Palermo, vittime di estorsioni depongono in aula

Due imprenditori di Carini hanno ricostruito in tribunale anni di taglieggiamenti di fronte ai loro ricattatori, Girolamo Cangialosi e Giuseppe Sgroi, imputati per aver gestito il racket nella zona industriale vicino il capoluogo

Palermo. Due imprenditori di Carini  (Palermo) hanno ricostruito, nell'aula della quinta sezione del  tribunale, anni di taglieggiamenti deponendo, come persone  offese, davanti ai loro estorsori: Girolamo Cangialosi e  Giuseppe Sgroi. Entrambi sono imputati di avere gestito il  racket alle aziende della zona industriale del comune a pochi chilometri da Palermo. In particolare, uno dei testimoni ha parlato di una delle  procedure utilizzate per riscuotere la tangente mafiosa. In pratica, Cangialosi in cambio dell'estorsione riceveva una  fattura in modo che le uscite della ditta fossero giustificate.
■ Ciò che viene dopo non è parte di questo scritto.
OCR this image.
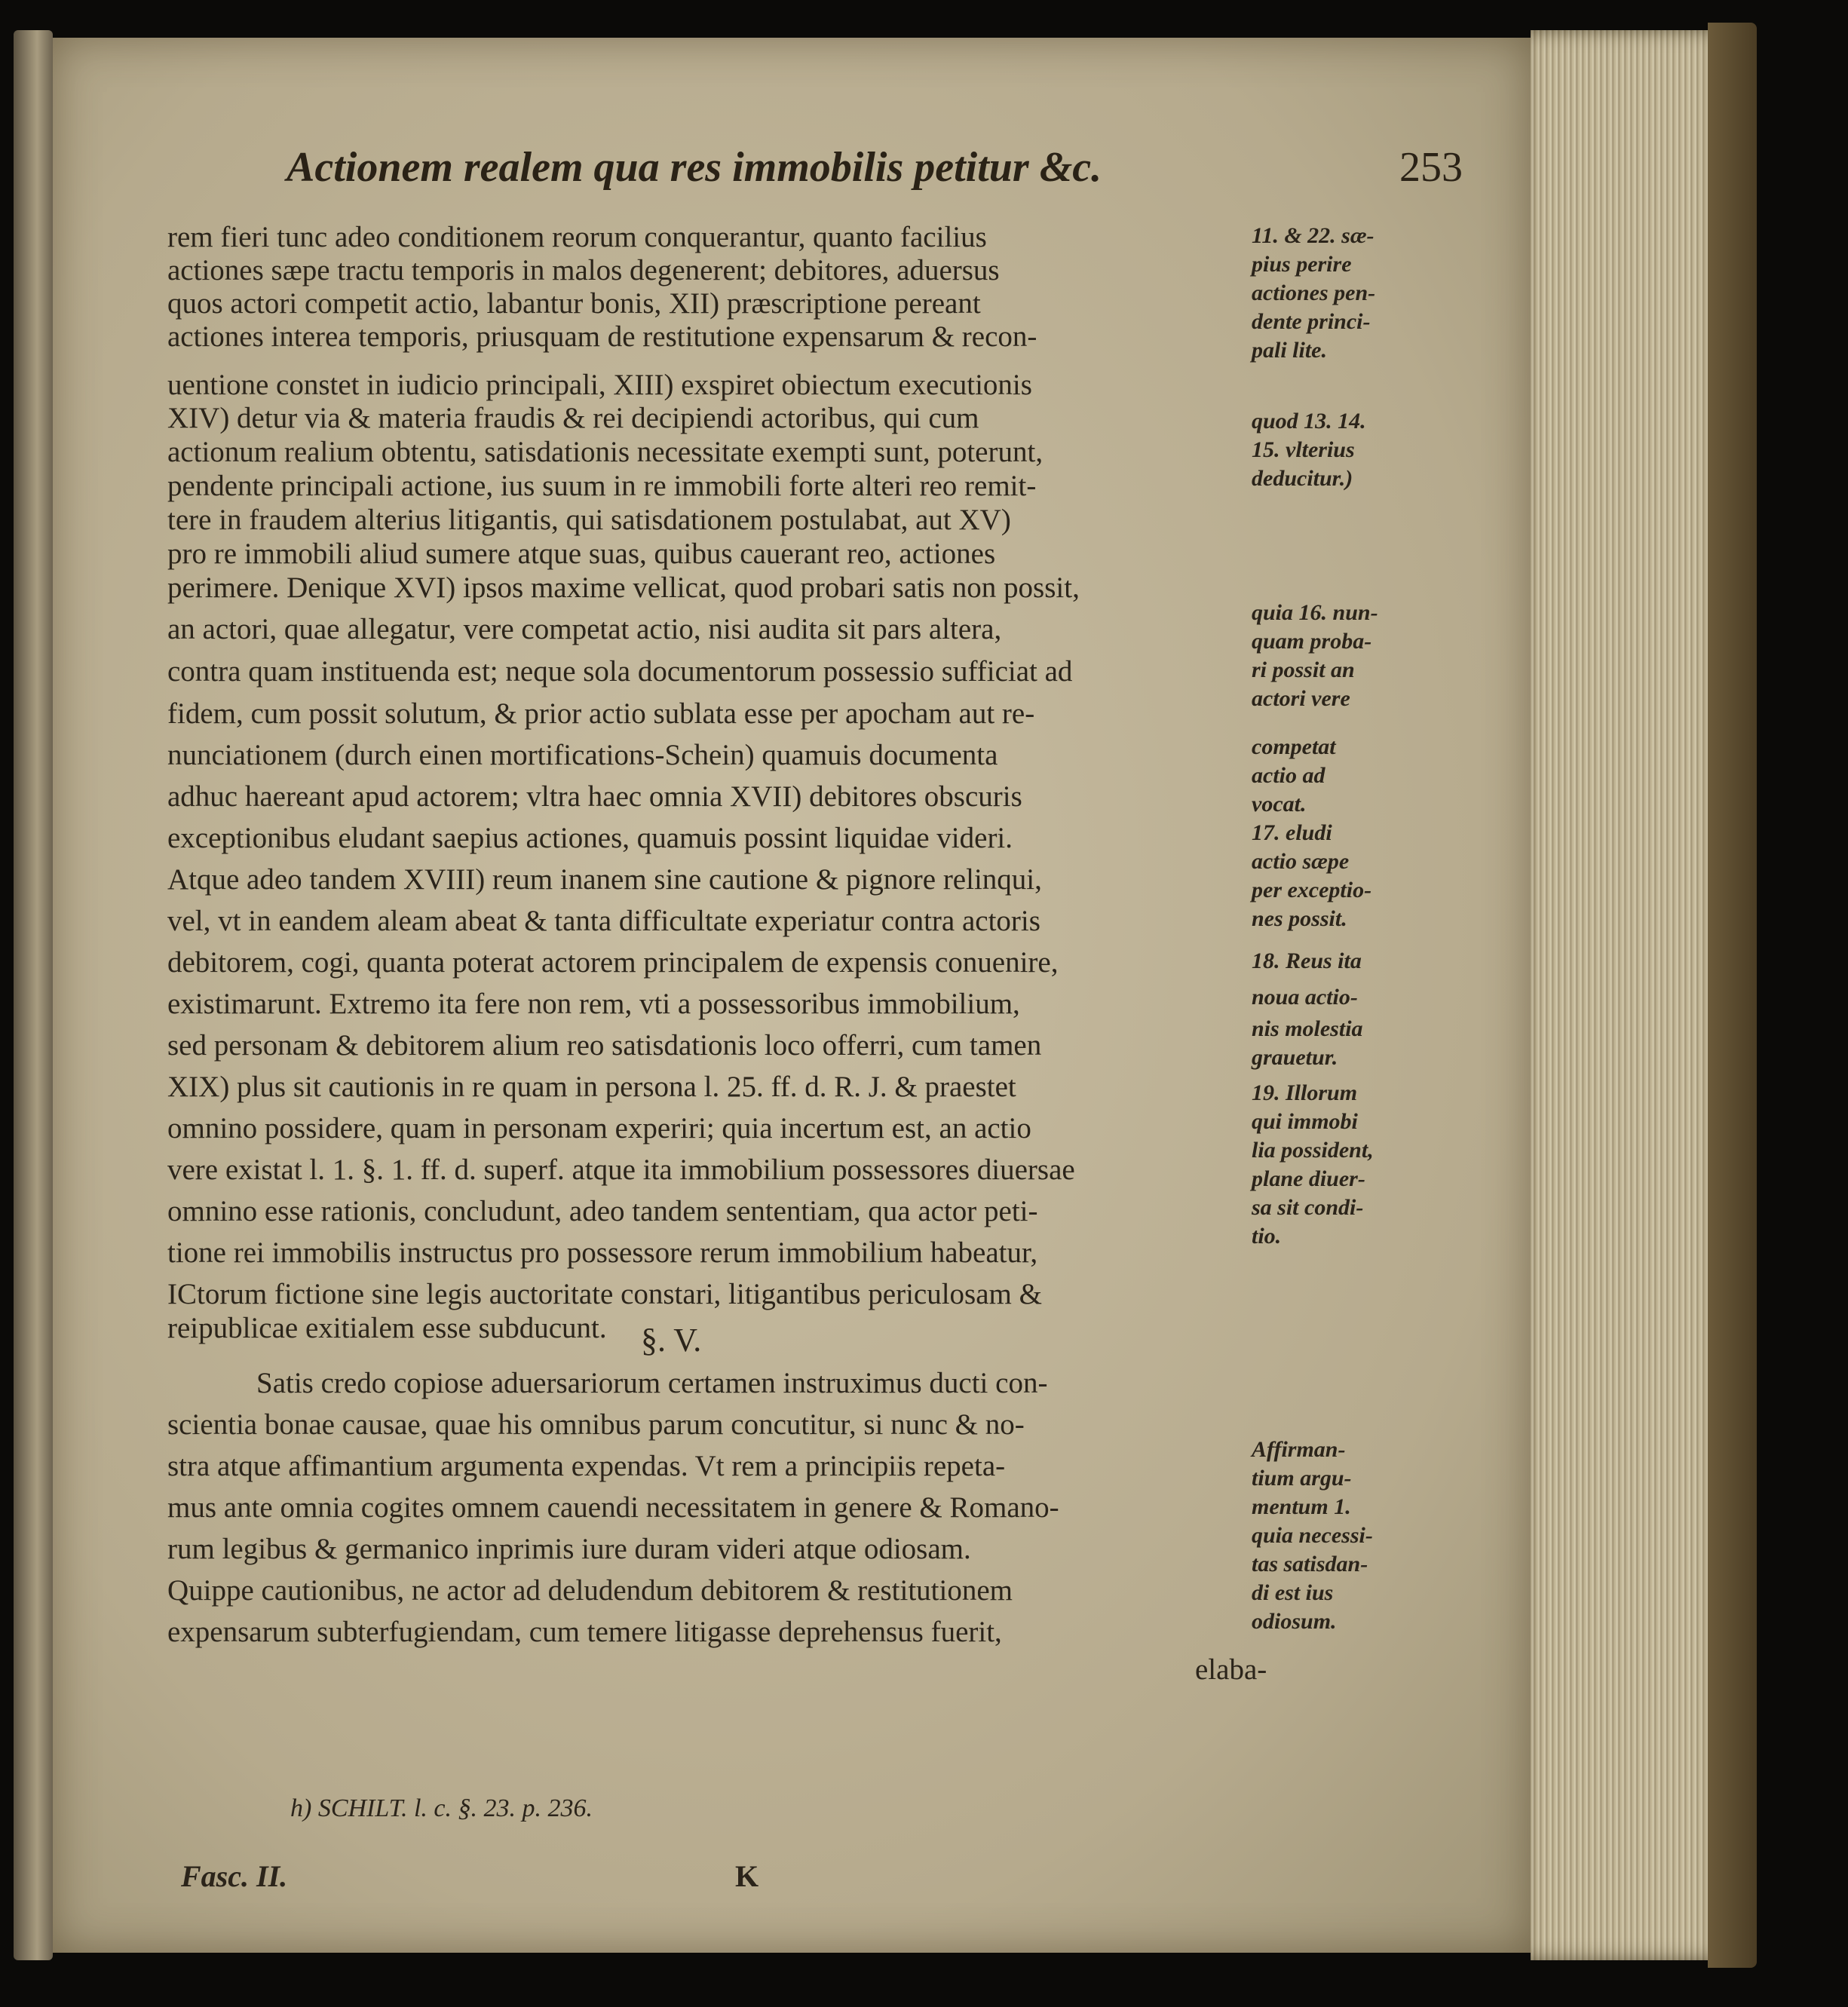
Actionem realem qua res immobilis petitur &c.	253
rem fieri tunc adeo conditionem reorum conquerantur, quanto facilius
actiones sæpe tractu temporis in malos degenerent; debitores, aduersus
quos actori competit actio, labantur bonis, XII) præscriptione pereant
actiones interea temporis, priusquam de restitutione expensarum & recon-
uentione constet in iudicio principali, XIII) exspiret obiectum executionis
XIV) detur via & materia fraudis & rei decipiendi actoribus, qui cum
actionum realium obtentu, satisdationis necessitate exempti sunt, poterunt,
pendente principali actione, ius suum in re immobili forte alteri reo remit-
tere in fraudem alterius litigantis, qui satisdationem postulabat, aut XV)
pro re immobili aliud sumere atque suas, quibus cauerant reo, actiones
perimere. Denique XVI) ipsos maxime vellicat, quod probari satis non possit,
an actori, quae allegatur, vere competat actio, nisi audita sit pars altera,
contra quam instituenda est; neque sola documentorum possessio sufficiat ad
fidem, cum possit solutum, & prior actio sublata esse per apocham aut re-
nunciationem (durch einen mortifications-Schein) quamuis documenta
adhuc haereant apud actorem; vltra haec omnia XVII) debitores obscuris
exceptionibus eludant saepius actiones, quamuis possint liquidae videri.
Atque adeo tandem XVIII) reum inanem sine cautione & pignore relinqui,
vel, vt in eandem aleam abeat & tanta difficultate experiatur contra actoris
debitorem, cogi, quanta poterat actorem principalem de expensis conuenire,
existimarunt. Extremo ita fere non rem, vti a possessoribus immobilium,
sed personam & debitorem alium reo satisdationis loco offerri, cum tamen
XIX) plus sit cautionis in re quam in persona l. 25. ff. d. R. J. & praestet
omnino possidere, quam in personam experiri; quia incertum est, an actio
vere existat l. 1. §. 1. ff. d. superf. atque ita immobilium possessores diuersae
omnino esse rationis, concludunt, adeo tandem sententiam, qua actor peti-
tione rei immobilis instructus pro possessore rerum immobilium habeatur,
ICtorum fictione sine legis auctoritate constari, litigantibus periculosam &
reipublicae exitialem esse subducunt.	§. V.
Satis credo copiose aduersariorum certamen instruximus ducti con-
scientia bonae causae, quae his omnibus parum concutitur, si nunc & no-
stra atque affimantium argumenta expendas. Vt rem a principiis repeta-
mus ante omnia cogites omnem cauendi necessitatem in genere & Romano-
rum legibus & germanico inprimis iure duram videri atque odiosam.
Quippe cautionibus, ne actor ad deludendum debitorem & restitutionem
expensarum subterfugiendam, cum temere litigasse deprehensus fuerit,
elaba-
11. & 22. sæ-
pius perire
actiones pen-
dente princi-
pali lite.
quod 13. 14.
15. vlterius
deducitur.)
quia 16. nun-
quam proba-
ri possit an
actori vere
competat
actio ad
vocat.
17. eludi
actio sæpe
per exceptio-
nes possit.
18. Reus ita
noua actio-
nis molestia
grauetur.
19. Illorum
qui immobi
lia possident,
plane diuer-
sa sit condi-
tio.
Affirman-
tium argu-
mentum 1.
quia necessi-
tas satisdan-
di est ius
odiosum.
h) SCHILT. l. c. §. 23. p. 236.
Fasc. II.	K
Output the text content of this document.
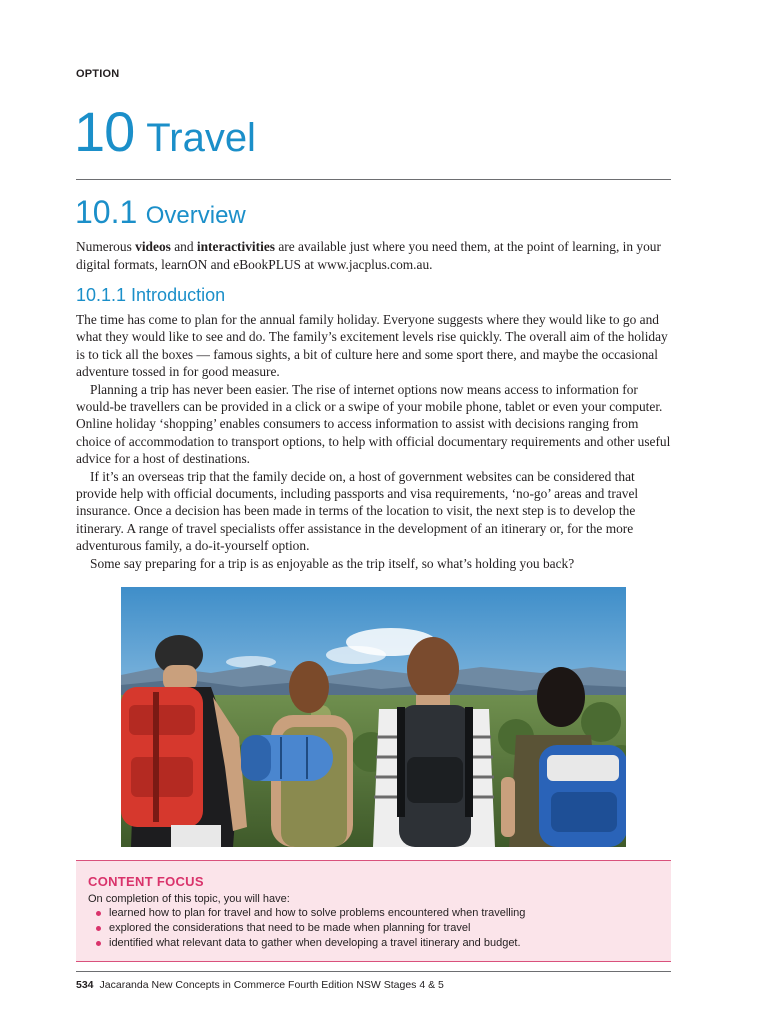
OPTION
10 Travel
10.1 Overview

Numerous videos and interactivities are available just where you need them, at the point of learning, in your digital formats, learnON and eBookPLUS at www.jacplus.com.au.

10.1.1 Introduction

The time has come to plan for the annual family holiday. Everyone suggests where they would like to go and what they would like to see and do. The family’s excitement levels rise quickly. The overall aim of the holiday is to tick all the boxes — famous sights, a bit of culture here and some sport there, and maybe the occasional adventure tossed in for good measure.

Planning a trip has never been easier. The rise of internet options now means access to information for would-be travellers can be provided in a click or a swipe of your mobile phone, tablet or even your computer. Online holiday ‘shopping’ enables consumers to access information to assist with decisions ranging from choice of accommodation to transport options, to help with official documentary requirements and other useful advice for a host of destinations.

If it’s an overseas trip that the family decide on, a host of government websites can be considered that provide help with official documents, including passports and visa requirements, ‘no-go’ areas and travel insurance. Once a decision has been made in terms of the location to visit, the next step is to develop the itinerary. A range of travel specialists offer assistance in the development of an itinerary or, for the more adventurous family, a do-it-yourself option.

Some say preparing for a trip is as enjoyable as the trip itself, so what’s holding you back?

CONTENT FOCUS
On completion of this topic, you will have:
learned how to plan for travel and how to solve problems encountered when travelling
explored the considerations that need to be made when planning for travel
identified what relevant data to gather when developing a travel itinerary and budget.
534 Jacaranda New Concepts in Commerce Fourth Edition NSW Stages 4 & 5
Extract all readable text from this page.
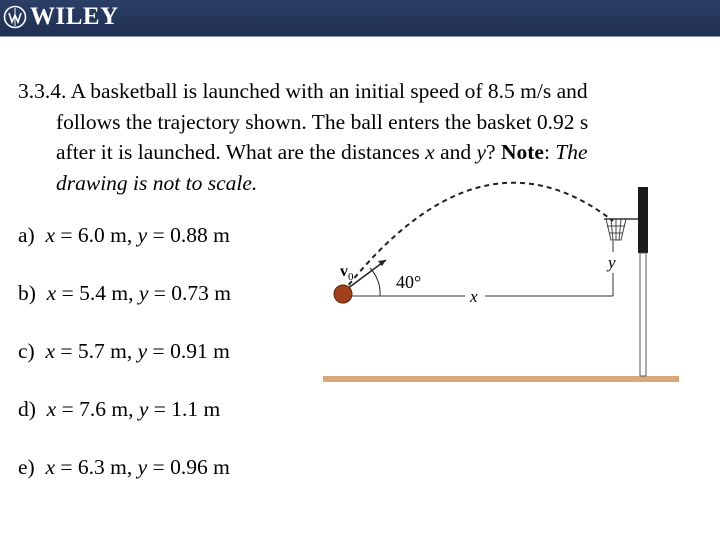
WILEY
3.3.4. A basketball is launched with an initial speed of 8.5 m/s and
follows the trajectory shown. The ball enters the basket 0.92 s
after it is launched. What are the distances x and y? Note: The
drawing is not to scale.
a) x = 6.0 m, y = 0.88 m
b) x = 5.4 m, y = 0.73 m
c) x = 5.7 m, y = 0.91 m
d) x = 7.6 m, y = 1.1 m
e) x = 6.3 m, y = 0.96 m
$v_0$ 40°
x
y
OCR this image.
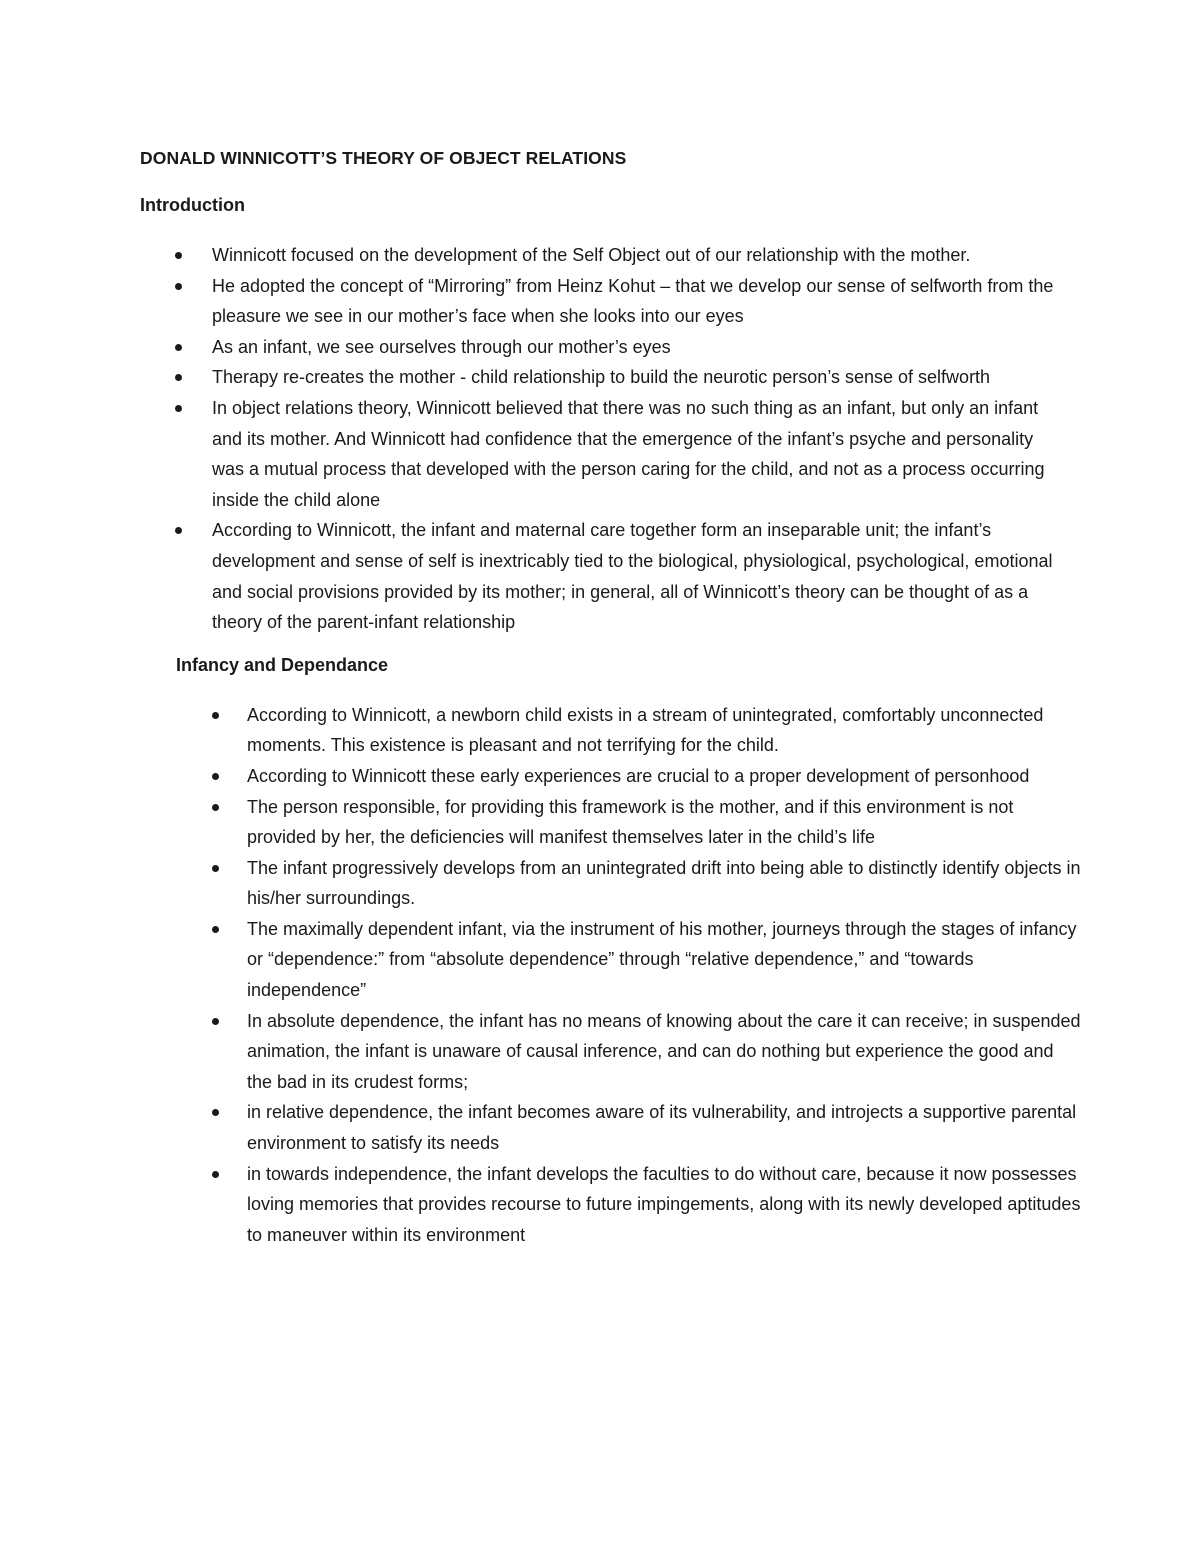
DONALD WINNICOTT’S THEORY OF OBJECT RELATIONS
Introduction
Winnicott focused on the development of the Self Object out of our relationship with the mother.
He adopted the concept of “Mirroring” from Heinz Kohut – that we develop our sense of selfworth from the pleasure we see in our mother’s face when she looks into our eyes
As an infant, we see ourselves through our mother’s eyes
Therapy re-creates the mother - child relationship to build the neurotic person’s sense of selfworth
In object relations theory, Winnicott believed that there was no such thing as an infant, but only an infant and its mother. And Winnicott had confidence that the emergence of the infant’s psyche and personality was a mutual process that developed with the person caring for the child, and not as a process occurring inside the child alone
According to Winnicott, the infant and maternal care together form an inseparable unit; the infant’s development and sense of self is inextricably tied to the biological, physiological, psychological, emotional and social provisions provided by its mother; in general, all of Winnicott’s theory can be thought of as a theory of the parent-infant relationship
Infancy and Dependance
According to Winnicott, a newborn child exists in a stream of unintegrated, comfortably unconnected moments. This existence is pleasant and not terrifying for the child.
According to Winnicott these early experiences are crucial to a proper development of personhood
The person responsible, for providing this framework is the mother, and if this environment is not provided by her, the deficiencies will manifest themselves later in the child’s life
The infant progressively develops from an unintegrated drift into being able to distinctly identify objects in his/her surroundings.
The maximally dependent infant, via the instrument of his mother, journeys through the stages of infancy or “dependence:” from “absolute dependence” through “relative dependence,” and “towards independence”
In absolute dependence, the infant has no means of knowing about the care it can receive; in suspended animation, the infant is unaware of causal inference, and can do nothing but experience the good and the bad in its crudest forms;
in relative dependence, the infant becomes aware of its vulnerability, and introjects a supportive parental environment to satisfy its needs
in towards independence, the infant develops the faculties to do without care, because it now possesses loving memories that provides recourse to future impingements, along with its newly developed aptitudes to maneuver within its environment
Nell'ultimo caso la richiesta all'imprenditore era stata di 50  mila euro. La criminalità organizzata, inoltre, imponeva le  ditte che avrebbero dovuto eseguire i lavori nelle aziende degli imprenditori.  Nel processo si sono costituti parte civile, oltre alle nove  vittime, che hanno denunciato le richieste del pizzo,  Confindustria Sicilia, Confindustria Palermo, rappresentata dall'avvocato Ettore Barcellona, il Consorzio industriale Asi,  Confcommercio, rappresentata dall'avvocato Fabio Lanfranca, la  Provincia di Palermo e le associazioni antiracket SOS Impresa,  Libero Futuro, Fai e Addiopizzo. Il processo è stato rinviato all'8 marzo.